Rabu, 23 Juli 2014

Pria Bermata Elang



Untuk teman masa kecil yang telah tumbuh menjadi Pria dewasa

Selamat malam, kamu. Aku tahu kabarmu sedang bahagia sekarang. Karena karena binar bahagia itu terpancar dari bening mata elangmu. Dan terlukis jelas dari lengkungan senyum dibibirmu.

Awalnya aku tidak berniat menulis ini. Kenyataan tidak sesuai harapan hari kemarin, menyisakan beban yang mengganggu pikiranku. Memang aneh, aku mengagumi seseorang yang kalah bertanding di medan perang. Ketika dia kalah, semangatku pun ikut melemah. Tidurku tidak nyeyak semalaman. Karena itu, tadinya aku berniat untuk tidur lebih awal malam ini. Namun niatku  batal, aku menulis ini karena sudah tidak sanggup menahan rindu yang terus mendesak untuk segera diungkapkan kepadamu.

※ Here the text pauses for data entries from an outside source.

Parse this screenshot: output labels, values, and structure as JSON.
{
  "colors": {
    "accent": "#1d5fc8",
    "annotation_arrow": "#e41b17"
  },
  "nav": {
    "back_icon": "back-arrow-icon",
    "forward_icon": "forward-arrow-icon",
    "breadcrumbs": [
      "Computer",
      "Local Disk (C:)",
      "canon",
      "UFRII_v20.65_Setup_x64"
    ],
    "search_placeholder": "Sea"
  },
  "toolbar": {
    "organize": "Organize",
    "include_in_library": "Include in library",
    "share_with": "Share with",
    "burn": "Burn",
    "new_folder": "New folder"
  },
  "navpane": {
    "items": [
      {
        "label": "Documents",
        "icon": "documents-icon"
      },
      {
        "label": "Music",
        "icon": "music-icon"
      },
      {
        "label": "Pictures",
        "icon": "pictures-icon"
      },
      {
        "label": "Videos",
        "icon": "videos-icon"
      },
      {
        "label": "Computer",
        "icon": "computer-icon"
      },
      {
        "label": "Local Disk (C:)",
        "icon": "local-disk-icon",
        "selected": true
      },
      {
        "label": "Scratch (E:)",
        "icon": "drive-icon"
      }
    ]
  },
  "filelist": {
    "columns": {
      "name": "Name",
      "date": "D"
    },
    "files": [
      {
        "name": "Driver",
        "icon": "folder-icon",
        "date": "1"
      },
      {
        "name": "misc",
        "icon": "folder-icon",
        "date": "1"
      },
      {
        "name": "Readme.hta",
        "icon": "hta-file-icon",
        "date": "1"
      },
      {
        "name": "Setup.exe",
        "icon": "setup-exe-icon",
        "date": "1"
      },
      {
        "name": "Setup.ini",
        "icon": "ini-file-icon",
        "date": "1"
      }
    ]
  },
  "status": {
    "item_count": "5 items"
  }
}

Sudah berapa lama kita tak berjumpa? Dua tahun? Sepertinya tiga tahun? Aku tidak menghitung sudah berapa lama kita berpisah. Yang tidak kulupa, kita mengenal sudah sangat lama. Sejak kita belum masuk sekolah TK. Jadi, tentang berapa lama kita saling mengenal, bilangan tahunnya mungkin lebih dari separuh umur kita. 

Bagaimana kabar Ibu dan adikmu? Kuharap mereka sehat selalu. Karena itu yang terucap dalam do’aku. Bagiku, keluarga kalian adalah keluargaku juga. Aku tidak lupa pada keluargamu yang bersedia menjadi pegangan disaat keluargaku hampir terjatuh. 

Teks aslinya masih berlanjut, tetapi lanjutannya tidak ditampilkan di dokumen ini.